On 14/01/25 13:13, Sean Christopherson wrote:
> On Tue, Jan 14, 2025, Valentin Schneider wrote:
>> text_poke_bp_batch() sends IPIs to all online CPUs to synchronize
>> them vs the newly patched instruction. CPUs that are executing in userspace
>> do not need this synchronization to happen immediately, and this is
>> actually harmful interference for NOHZ_FULL CPUs.
>
> ...
>
>> This leaves us with static keys and static calls.
>
> ...
>
>> @@ -2317,11 +2334,20 @@ static void text_poke_bp_batch(struct text_poke_loc *tp, unsigned int nr_entries
>> * First step: add a int3 trap to the address that will be patched.
>> */
>> for (i = 0; i < nr_entries; i++) {
>> - tp[i].old = *(u8 *)text_poke_addr(&tp[i]);
>> - text_poke(text_poke_addr(&tp[i]), &int3, INT3_INSN_SIZE);
>> + void *addr = text_poke_addr(&tp[i]);
>> +
>> + /*
>> + * There's no safe way to defer IPIs for patching text in
>> + * .noinstr, record whether there is at least one such poke.
>> + */
>> + if (is_kernel_noinstr_text((unsigned long)addr))
>> + cond = NULL;
>
> Maybe pre-check "cond", especially if multiple ranges need to be checked? I.e.
>
> if (cond && is_kernel_noinstr_text(...))
>> +
>> + tp[i].old = *((u8 *)addr);
>> + text_poke(addr, &int3, INT3_INSN_SIZE);
>> }
>>
>> - text_poke_sync();
>> + __text_poke_sync(cond);
>>
>> /*
>> * Second step: update all but the first byte of the patched range.
>
> ...
>
>> +/**
>> + * is_kernel_noinstr_text - checks if the pointer address is located in the
>> + * .noinstr section
>> + *
>> + * @addr: address to check
>> + *
>> + * Returns: true if the address is located in .noinstr, false otherwise.
>> + */
>> +static inline bool is_kernel_noinstr_text(unsigned long addr)
>> +{
>> + return addr >= (unsigned long)__noinstr_text_start &&
>> + addr < (unsigned long)__noinstr_text_end;
>> +}
>
> This doesn't do the right thing for modules, which matters because KVM can be
> built as a module on x86, and because context tracking understands transitions
> to GUEST mode, i.e. CPUs that are running in a KVM guest will be treated as not
> being in the kernel, and thus will have IPIs deferred. If KVM uses a static key
> or branch between guest_state_enter_irqoff() and guest_state_exit_irqoff(), the
> patching code won't wait for CPUs to exit guest mode, i.e. KVM could theoretically
> use the wrong static path.
>
AFAICT guest_state_{enter,exit}_irqoff() are only used in noinstr functions
and thus such a static key usage should at the very least be caught and
warned about by objtool - when this isn't built as a module.
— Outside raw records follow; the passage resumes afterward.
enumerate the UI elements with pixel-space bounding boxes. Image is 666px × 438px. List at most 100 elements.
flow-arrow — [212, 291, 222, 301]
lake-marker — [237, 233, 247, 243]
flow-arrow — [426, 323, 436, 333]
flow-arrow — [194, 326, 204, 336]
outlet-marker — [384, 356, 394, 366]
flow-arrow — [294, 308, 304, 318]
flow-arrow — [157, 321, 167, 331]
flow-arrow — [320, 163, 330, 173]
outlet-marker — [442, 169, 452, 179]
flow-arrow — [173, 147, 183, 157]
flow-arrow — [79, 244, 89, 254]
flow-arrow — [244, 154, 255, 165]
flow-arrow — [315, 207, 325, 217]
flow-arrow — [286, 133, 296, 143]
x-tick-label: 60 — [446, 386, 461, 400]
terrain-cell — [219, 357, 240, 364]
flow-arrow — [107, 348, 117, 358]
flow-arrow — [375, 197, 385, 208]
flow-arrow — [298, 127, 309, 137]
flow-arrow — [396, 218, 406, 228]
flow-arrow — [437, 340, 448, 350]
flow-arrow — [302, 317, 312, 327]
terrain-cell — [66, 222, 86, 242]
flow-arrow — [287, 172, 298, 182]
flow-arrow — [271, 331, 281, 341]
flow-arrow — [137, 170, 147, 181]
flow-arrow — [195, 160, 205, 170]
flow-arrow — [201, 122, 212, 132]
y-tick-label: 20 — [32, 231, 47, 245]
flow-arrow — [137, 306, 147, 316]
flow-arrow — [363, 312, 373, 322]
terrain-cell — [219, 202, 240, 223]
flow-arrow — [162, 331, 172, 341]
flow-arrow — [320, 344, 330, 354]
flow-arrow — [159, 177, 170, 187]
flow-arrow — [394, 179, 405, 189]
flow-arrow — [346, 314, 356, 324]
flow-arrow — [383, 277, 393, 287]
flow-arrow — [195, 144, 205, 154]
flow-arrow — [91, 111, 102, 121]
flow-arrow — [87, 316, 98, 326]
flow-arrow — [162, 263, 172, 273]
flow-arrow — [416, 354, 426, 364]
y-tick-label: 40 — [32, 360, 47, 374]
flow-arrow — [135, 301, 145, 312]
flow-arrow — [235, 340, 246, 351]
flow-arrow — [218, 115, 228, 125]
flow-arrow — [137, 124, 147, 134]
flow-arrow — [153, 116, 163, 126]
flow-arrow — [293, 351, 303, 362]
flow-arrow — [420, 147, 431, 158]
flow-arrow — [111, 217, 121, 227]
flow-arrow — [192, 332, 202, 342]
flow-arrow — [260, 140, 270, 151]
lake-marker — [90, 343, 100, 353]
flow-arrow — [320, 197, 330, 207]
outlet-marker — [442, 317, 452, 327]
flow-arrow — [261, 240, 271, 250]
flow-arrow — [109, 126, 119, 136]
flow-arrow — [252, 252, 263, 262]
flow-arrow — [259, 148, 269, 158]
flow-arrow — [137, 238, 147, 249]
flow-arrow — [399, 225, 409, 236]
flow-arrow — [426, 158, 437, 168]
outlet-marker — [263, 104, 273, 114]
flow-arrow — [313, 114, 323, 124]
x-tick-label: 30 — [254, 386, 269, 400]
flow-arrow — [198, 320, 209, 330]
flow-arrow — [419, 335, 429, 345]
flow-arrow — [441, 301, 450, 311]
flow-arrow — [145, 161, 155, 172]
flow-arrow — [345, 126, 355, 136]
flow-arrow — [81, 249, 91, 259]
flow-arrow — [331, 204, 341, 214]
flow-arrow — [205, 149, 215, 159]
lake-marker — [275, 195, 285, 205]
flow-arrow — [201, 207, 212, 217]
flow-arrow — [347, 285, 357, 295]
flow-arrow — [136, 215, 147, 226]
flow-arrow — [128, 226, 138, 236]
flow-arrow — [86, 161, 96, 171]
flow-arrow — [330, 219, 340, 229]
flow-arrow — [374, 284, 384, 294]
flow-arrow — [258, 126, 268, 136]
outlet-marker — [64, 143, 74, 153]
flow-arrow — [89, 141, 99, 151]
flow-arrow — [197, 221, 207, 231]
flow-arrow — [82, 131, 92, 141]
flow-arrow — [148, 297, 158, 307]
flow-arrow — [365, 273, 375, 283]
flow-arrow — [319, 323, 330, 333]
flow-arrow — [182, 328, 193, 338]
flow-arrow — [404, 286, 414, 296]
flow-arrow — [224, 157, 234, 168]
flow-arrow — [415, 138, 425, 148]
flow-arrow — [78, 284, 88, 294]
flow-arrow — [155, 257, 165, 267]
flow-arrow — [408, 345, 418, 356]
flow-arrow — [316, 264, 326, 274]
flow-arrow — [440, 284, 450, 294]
I never really thought about noinstr sections for modules; I can get
objtool to warn about a non-noinstr allowed key being used in
e.g. vmx_vcpu_enter_exit() just by feeding it the vmx.o:
arch/x86/kvm/vmx/vmx.o: warning: objtool: vmx_vcpu_enter_exit.isra.0+0x0: dummykey: non-RO static key usage in noinstr
...but that requires removing a lot of code first because objtool stops
earlier in its noinstr checks as it hits functions it doesn't have full
information on, e.g.
arch/x86/kvm/vmx/vmx.o: warning: objtool: vmx_vcpu_enter_exit+0x21c: call to __ct_user_enter() leaves .noinstr.text section
__ct_user_enter() *is* noinstr, but you don't get that from just the header prototype.
> I don't expect this to ever cause problems in practice, because patching code in
> KVM's VM-Enter/VM-Exit path that has *functional* implications, while CPUs are
> actively running guest code, would be all kinds of crazy. But I do think we
> should plug the hole.
>
> If this issue is unique to KVM, i.e. is not a generic problem for all modules (I
> assume module code generally isn't allowed in the entry path, even via NMI?), one
> idea would be to let KVM register its noinstr section for text poking.